The Children’s Museum of Indianapolis announced Tuesday that it plans to “employ a more robust review process” with its vendors to avoid another embarrassing public relations gaffe like it experienced earlier this month when a “Juneteenth Watermelon Salad” was included on its food-court menu.
The menu item—which was criticized as being racially insensitive and drew national negative attention—had been put out by a contracted food service provider and was not reviewed by museum staff, officials said.
The museum has apologized profusely over the incident, but said more needed to be done to make sure something like it didn’t happen again.
“As a museum, we are very intentional about the content we develop for our exhibits and experiences and the review process they undergo,” the museum said in a statement. “Exhibit and experience content is carefully created through the view of the individuals featured and vetted by a broad range of external subject matter experts and those who have a special interest in the exhibit or event.

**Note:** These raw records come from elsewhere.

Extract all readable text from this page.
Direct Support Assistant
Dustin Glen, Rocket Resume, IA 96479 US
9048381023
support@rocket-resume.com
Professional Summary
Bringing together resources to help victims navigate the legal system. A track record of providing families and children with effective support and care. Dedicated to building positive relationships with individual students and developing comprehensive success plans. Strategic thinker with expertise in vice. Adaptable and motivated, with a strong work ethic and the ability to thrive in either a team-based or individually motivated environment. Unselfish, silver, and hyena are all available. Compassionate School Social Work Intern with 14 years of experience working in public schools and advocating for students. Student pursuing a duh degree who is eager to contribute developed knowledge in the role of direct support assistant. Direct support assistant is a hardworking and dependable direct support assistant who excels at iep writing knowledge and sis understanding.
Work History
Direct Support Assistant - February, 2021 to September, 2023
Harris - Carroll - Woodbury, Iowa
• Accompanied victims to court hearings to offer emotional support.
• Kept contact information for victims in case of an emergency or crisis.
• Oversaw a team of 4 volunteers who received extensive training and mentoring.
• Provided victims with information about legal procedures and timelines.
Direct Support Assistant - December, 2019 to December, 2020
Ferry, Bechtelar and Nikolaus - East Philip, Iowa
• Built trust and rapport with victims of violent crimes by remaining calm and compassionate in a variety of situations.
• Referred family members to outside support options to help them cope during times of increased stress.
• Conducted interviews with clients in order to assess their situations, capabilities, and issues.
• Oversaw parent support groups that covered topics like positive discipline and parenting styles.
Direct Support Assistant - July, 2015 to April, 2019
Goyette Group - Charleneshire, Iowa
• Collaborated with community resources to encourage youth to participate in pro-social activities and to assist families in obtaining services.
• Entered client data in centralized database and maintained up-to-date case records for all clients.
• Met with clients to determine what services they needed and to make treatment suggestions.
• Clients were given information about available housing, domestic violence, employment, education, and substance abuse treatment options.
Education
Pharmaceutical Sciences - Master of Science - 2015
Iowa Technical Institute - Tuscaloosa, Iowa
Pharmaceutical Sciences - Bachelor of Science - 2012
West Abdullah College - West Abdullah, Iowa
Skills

This situation has shown us that we need to expand this process beyond our exhibits and experiences and that we must be inclusive in this work.”
The museum said it learned “a really hard lesson that oversight must play an important role in every museum relationship.”
The institution, which is the largest children’s museum in the world, said it would “work tirelessly” to regain trust and was “fully dedicated” to making things right.
“Vendors are an integral part of our organization and an extension of the museum,” the museum said. “As a result of this situation, we have learned that we need to employ a more robust review process with our vendors. Our plan is to evaluate our processes and develop a strategy to prevent this from happening again. Once we have this revised process in place it will be shared on The Children’s Museum website and expectations will be communicated to current and potential vendors.”